SC Farmer, Fall 2018
SOUTH CAROLINA’S CHEESE-MAKING CULTURE IS CREATING A REMARKABLE ARRAY OF TASTY PRODUCTS.
Though Bleu cheese is French, a wonderful rendition of it is made at Clemson University, only 20 miles from Forx Farms, using one of the same sources of raw milk that the Lubsens use. And like Ron Lubsen, the Clemson folks know their accents. They call their cheese “blue.”
Hickory Hill Farm in Edgefield has a double connection to Clemson Blue Cheese. The dairy farm is sole supplier of milk for the icon cheese brand and also for Clemson’s Best Ice Cream, a new product made from ingredients grown and raised on South Carolina farms by Clemson graduates. Watson Dorn, head of the third generation to run the family farm since 1764, also handles management, distribution and production of Clemson’s icon cheese and new ice cream.
He’s a Clemson graduate, Class of ’84, and glad to be involved with the products that benefit the school and especially its scholarship programs. One of his roles is to get the products on the shelves at more sales outlets. He sees it from both ends – the beginning in the fields where cattle graze, and the dairy barn where they’re milked, down to the point of sale.
Dorn likes to tell people it can get boring at Hickory Hill Farm.
“There’s not much to do from ten at night until two in the morning.” That’s about when the cows start calling, more than 200 of them ready to be milked. For the cows, it’s a sense of urgency. For Dorn, it’s also a point of pride.
From cow to container, it all happens there on the farm, and when Hickory Hill bottles milk, it’s bottling nostalgia with cream rising to the top. The milk is lightly pasteurized by a low-heat process that keeps the fat molecules intact. It is not homogenized, which would break up those molecules and distribute them throughout the milk. It reminds lots of folks of their childhood. And it’s good.
Clemson Blue Cheese is an artisan cheese, made the old-fashioned way, 240 pounds at a time in 288-gallon vats, then salted, waxed and aged for six months. The process is supervised by Master Cheese Maker Anthony Pounders, who scrapes and packages the cheese by hand.

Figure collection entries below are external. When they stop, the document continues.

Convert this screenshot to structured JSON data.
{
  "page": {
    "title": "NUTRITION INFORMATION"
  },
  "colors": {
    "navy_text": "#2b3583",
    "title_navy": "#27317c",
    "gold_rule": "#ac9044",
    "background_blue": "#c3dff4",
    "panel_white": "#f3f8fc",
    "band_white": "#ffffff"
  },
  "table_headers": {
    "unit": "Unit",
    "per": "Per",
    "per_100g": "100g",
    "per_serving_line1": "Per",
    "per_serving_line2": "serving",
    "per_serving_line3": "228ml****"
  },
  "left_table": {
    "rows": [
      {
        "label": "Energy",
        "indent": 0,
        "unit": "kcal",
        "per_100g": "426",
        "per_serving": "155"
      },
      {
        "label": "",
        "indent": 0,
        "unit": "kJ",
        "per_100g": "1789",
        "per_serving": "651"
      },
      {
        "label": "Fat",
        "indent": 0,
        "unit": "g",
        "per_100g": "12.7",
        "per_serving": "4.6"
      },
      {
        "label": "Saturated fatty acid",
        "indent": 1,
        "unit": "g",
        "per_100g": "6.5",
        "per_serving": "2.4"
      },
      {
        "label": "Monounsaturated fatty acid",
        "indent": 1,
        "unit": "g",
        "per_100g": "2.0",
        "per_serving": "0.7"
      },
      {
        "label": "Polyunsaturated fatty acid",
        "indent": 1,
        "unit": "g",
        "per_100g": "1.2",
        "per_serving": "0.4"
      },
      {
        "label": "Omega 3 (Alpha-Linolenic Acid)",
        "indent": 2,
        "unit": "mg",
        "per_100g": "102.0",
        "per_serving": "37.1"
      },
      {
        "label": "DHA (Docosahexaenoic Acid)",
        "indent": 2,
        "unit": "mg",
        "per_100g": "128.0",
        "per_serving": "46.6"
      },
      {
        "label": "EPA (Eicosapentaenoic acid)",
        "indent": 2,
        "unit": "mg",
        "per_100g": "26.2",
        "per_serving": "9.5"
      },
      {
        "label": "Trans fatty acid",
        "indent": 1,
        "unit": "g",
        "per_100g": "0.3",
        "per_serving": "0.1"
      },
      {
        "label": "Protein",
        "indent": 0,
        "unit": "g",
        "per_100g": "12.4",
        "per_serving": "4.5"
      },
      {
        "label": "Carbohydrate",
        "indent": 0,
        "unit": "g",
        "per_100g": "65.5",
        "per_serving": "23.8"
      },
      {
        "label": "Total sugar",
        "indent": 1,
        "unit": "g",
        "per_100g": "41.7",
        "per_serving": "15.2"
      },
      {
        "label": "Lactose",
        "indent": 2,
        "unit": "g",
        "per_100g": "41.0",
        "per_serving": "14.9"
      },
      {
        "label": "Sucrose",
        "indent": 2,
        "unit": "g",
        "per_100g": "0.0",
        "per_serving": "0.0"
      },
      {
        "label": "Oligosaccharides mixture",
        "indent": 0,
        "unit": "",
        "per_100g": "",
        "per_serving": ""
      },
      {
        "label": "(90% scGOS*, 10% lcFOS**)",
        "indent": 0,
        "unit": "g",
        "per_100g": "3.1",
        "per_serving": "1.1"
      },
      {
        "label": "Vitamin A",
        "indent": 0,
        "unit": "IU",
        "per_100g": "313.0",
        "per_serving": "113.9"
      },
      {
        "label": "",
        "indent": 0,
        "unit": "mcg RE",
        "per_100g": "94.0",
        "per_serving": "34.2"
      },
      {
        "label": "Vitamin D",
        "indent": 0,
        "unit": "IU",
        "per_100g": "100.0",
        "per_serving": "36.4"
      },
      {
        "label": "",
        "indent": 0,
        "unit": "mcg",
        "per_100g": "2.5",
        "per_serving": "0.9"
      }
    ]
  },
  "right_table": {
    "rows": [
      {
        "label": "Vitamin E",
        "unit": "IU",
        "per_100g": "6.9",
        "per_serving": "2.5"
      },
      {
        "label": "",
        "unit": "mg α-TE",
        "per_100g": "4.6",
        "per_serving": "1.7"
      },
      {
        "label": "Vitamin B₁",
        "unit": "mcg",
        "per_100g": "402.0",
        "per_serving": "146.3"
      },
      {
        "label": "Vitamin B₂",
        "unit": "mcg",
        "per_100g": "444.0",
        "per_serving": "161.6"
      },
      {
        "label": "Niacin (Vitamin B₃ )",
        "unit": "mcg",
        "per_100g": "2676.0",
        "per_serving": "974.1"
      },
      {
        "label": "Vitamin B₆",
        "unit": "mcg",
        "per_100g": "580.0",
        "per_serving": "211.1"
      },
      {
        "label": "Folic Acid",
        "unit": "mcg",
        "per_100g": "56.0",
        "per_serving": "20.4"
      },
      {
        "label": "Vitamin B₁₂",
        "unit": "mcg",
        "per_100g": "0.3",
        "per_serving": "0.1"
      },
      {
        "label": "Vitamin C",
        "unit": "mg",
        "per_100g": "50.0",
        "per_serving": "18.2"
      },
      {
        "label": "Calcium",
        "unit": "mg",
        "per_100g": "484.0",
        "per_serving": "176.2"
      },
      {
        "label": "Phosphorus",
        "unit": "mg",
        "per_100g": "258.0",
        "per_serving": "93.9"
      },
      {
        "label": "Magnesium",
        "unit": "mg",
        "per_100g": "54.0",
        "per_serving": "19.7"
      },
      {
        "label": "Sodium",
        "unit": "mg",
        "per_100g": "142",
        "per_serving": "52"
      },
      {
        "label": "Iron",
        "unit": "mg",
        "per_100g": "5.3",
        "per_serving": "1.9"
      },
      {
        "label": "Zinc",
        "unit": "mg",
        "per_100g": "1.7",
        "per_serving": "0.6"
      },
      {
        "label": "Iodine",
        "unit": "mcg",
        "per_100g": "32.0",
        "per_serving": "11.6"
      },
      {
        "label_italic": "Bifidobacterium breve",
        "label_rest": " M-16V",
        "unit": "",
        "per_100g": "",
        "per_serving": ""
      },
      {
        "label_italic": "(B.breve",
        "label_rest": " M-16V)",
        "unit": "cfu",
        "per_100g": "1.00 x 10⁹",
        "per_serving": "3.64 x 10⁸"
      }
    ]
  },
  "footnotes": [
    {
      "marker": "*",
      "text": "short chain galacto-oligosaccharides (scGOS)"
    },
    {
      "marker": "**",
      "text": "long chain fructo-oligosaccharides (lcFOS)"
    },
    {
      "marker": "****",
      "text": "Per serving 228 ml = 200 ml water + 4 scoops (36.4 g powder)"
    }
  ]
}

When Dorn was on campus, Clemson Blue Cheese was already a legend and a legacy product. It started as a research project in 1940 when a Clemson dairy professor wondered if blue mold cheese could be aged naturally in the cool interior of an abandoned railroad tunnel the same as Roquefort-style bleu cheese is cured in caves in France. The question didn’t pop up out of the blue. There was such a tunnel in Walhalla, 30 miles from Clemson, abandoned mid-construction when the Civil War broke out. Conditions there appeared ideal for aging cheese. The experiment involved making cheese on campus and curing it in the tunnel. Then World War II interrupted production.
From 1953 to 1956, except in summer, blue cheese made from milk produced by the campus herd was cured in the tunnel, as much as 2,500 pounds of cheese at a time, until a characteristic blue streak developed, making the product officially blue cheese. This continued until Newman Hall was built on campus with air-conditioned cheese-ripening rooms designed to duplicate the tunnel.
At Clemson, Dorn didn’t learn quite all the skills he’s called to use on the University’s behalf now. He said it took marketing his own products to realize that deadlines in the retail industry determine way ahead of time what will be in the diary coolers and freezers months down the road. That’s just one of the quirks that come after planting the seed and making it grow – or, in his case, helping to birth the calf, creating the right pasture lands and making the best milk develop in healthy cows.
The expansion of a cheese-making culture in South Carolina is a bonus for dairy farmers, Dorn said. It’s a perspective lots of people don’t think about. Milk is more than milk. Someday it might be cheese. And that’s something to smile about.